What history is made of “Struck ‘em out, all of them.” Not boastful, Smitty spoke, history book style. Chances are that Smitty could have provided dates of those major league games, times too. But, after pointing to my very old picture of the Giant’s three Willies, McCovey, Mays, and Kirkland, he was leaving.
“Sure I knew Robin Roberts. A Philly teammate,” he’d told me, “and I roomed with Curt Simmons.”
In their eighties, Smitty and his friend, Ron, make a “southern swing” almost every summer for the golf. And to visit old friends. Fortunately, I’m one of them.
I’m not sure why. Nor do I ever know when they’ll appear. They seem to enjoy surprising me. That always makes for a joyous reunion.
“And each of us wants a copy of your book. Signed,” they’d told me. Honored that they’d want to read No Gold Stars, I did as they asked.
“Four books in one day!” I later told my mother, excited that one of the purchasers, Anita, had called from California.

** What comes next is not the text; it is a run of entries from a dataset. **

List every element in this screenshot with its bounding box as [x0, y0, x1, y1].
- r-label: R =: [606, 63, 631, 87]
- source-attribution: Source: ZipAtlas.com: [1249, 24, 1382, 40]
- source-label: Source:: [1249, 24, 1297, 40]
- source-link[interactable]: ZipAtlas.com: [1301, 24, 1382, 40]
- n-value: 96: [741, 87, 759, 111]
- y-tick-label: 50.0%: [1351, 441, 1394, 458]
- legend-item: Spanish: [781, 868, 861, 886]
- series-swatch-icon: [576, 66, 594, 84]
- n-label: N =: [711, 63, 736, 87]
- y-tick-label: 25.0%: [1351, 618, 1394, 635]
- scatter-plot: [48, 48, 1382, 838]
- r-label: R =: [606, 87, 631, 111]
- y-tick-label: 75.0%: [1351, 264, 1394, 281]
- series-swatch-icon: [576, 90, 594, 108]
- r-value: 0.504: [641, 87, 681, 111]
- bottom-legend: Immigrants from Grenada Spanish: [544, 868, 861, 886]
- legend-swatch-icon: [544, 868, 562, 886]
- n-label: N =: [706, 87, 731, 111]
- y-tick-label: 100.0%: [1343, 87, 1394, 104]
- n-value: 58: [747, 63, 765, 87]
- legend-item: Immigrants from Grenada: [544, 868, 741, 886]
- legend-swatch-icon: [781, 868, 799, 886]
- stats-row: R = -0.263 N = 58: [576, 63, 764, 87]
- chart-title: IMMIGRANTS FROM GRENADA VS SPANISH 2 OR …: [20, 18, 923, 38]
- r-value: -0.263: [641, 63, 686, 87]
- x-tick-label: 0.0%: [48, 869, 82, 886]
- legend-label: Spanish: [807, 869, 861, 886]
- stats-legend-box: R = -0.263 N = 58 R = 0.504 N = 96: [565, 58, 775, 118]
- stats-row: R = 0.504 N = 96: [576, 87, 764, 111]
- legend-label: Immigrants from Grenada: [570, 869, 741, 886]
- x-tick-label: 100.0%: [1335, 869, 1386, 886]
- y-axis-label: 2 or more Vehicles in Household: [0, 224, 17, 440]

Anita had asked me to be interviewed on her radio show. We’d talked about the Civil Rights era, our roles in it. She wanted to hear more. A friend of hers, an old customer of mine, a Vietnam War vet, Raymond L., had called her about No Gold Stars.
What I didn’t tell Anita was that my cousin Susanne, in Greenville, SC, may have located the wife of the fatherly Coach Walters in my novel. Although fond memories persist, the Coach (his real name, Joseph Mathis) has passed away. My hope is that his wife doesn’t mind that he is one of the heroes in my book.
According to my cousin, Coach’s granddaughter wants to talk to me. About her grandfather. Just the thought of sharing stories with her thrills me.